Question

Question: Use Cramer’s rule to compute the solutions of the systems in Exercises1-6.

1. \(\begin{array}{l}5{x_1} + 7{x_2} = 3\\2{x_1} + 4{x_2} = 1\end{array}\)

Short answer

The solutions of the systems are \({x_1} = \frac{5}{6},{x_2} = - \frac{1}{6}\).

Step-by-step solution

State the matrices \({A_1}\left( b \right)\) and \({A_2}\left( b \right)\)

For any\(n \times n\)matrix A and any b in \({\mathbb{R}^n}\), let \({A_i}\left( b \right)\) be the matrix obtained from A by replacing column \(i\)by vector\({\mathop{\rm b}\nolimits} \).

\({A_i}\left( {\mathop{\rm b}\nolimits} \right) = \left( {\begin{array}{*{20}{c}}{{a_1}}& \cdots &{\mathop{\rm b}\nolimits} & \cdots &{{a_n}}\end{array}} \right)\)

The system of equations is equivalent to\(A{\mathop{\rm x}\nolimits} = {\mathop{\rm b}\nolimits} \), where\({\mathop{\rm A}\nolimits} = \left( {\begin{array}{*{20}{c}}5&7\\2&4\end{array}} \right)\)and\({\mathop{\rm b}\nolimits} = \left( {\begin{array}{*{20}{c}}3\\1\end{array}} \right)\).

Matrices\({A_1}\left( b \right)\)and\({A_2}\left( b \right)\)are shown below:

\({A_1}\left( b \right) = \left( {\begin{array}{*{20}{c}}3&7\\1&4\end{array}} \right),{A_2}\left( b \right) = \left( {\begin{array}{*{20}{c}}5&3\\2&1\end{array}} \right)\)

Compute the determinant of the matrices

The determinant of matrix\(A\)is shown below:

\(\begin{array}{c}\det A = \left| {\begin{array}{*{20}{c}}5&7\\2&4\end{array}} \right|\\ = 20 - 14\\ = 6\end{array}\)

The determinant of matrix\({A_1}\left( b \right)\)is shown below:

\(\begin{array}{c}\det {A_1}\left( b \right) = \left| {\begin{array}{*{20}{c}}3&7\\1&4\end{array}} \right|\\ = 12 - 7\\ = 5\end{array}\)
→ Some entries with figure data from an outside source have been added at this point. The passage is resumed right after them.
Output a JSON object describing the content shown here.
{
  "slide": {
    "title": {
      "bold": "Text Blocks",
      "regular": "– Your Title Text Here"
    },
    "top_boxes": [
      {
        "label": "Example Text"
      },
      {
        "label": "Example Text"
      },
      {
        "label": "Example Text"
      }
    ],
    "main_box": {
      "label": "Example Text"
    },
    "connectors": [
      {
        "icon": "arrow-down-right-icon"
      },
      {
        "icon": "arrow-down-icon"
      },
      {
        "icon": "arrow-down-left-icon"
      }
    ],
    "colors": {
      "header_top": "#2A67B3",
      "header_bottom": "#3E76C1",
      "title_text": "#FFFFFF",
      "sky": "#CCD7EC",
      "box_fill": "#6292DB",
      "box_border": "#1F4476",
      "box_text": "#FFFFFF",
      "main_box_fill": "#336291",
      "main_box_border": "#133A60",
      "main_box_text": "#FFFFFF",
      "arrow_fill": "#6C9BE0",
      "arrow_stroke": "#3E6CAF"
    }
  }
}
The determinant of matrix\({A_2}\left( b \right)\)is shown below:

\(\begin{array}{c}\det {A_2}\left( b \right) = \left| {\begin{array}{*{20}{c}}5&3\\2&1\end{array}} \right|\\ = 5 - 6\\ = - 1\end{array}\)

Since det\(A = 6\), the system has a unique solution.

Compute the solution of the system

Let\(A\)be aninvertible\(n \times n\) matrix. Based on Cramer’s rule,for any b in\({\mathbb{R}^n}\), theunique solution \({\mathop{\rm x}\nolimits} \)of\(A{\mathop{\rm x}\nolimits} = {\mathop{\rm b}\nolimits} \)has entries given by

\({x_i} = \frac{{\det {A_i}\left( b \right)}}{{\det A}},\,\,\,\,i = 1,2,...,n\).

Use Cramer’s rule to compute the solution of the system.

\(\begin{array}{c}{{\mathop{\rm x}\nolimits} _1} = \frac{{\det {A_1}\left( b \right)}}{{\det A}}\\ = \frac{5}{6}\\{{\mathop{\rm x}\nolimits} _2} = \frac{{\det {A_2}\left( b \right)}}{{\det A}}\\ = - \frac{1}{6}\end{array}\)

Thus, the solutions of the systems are \({x_1} = \frac{5}{6},{x_2} = - \frac{1}{6}\).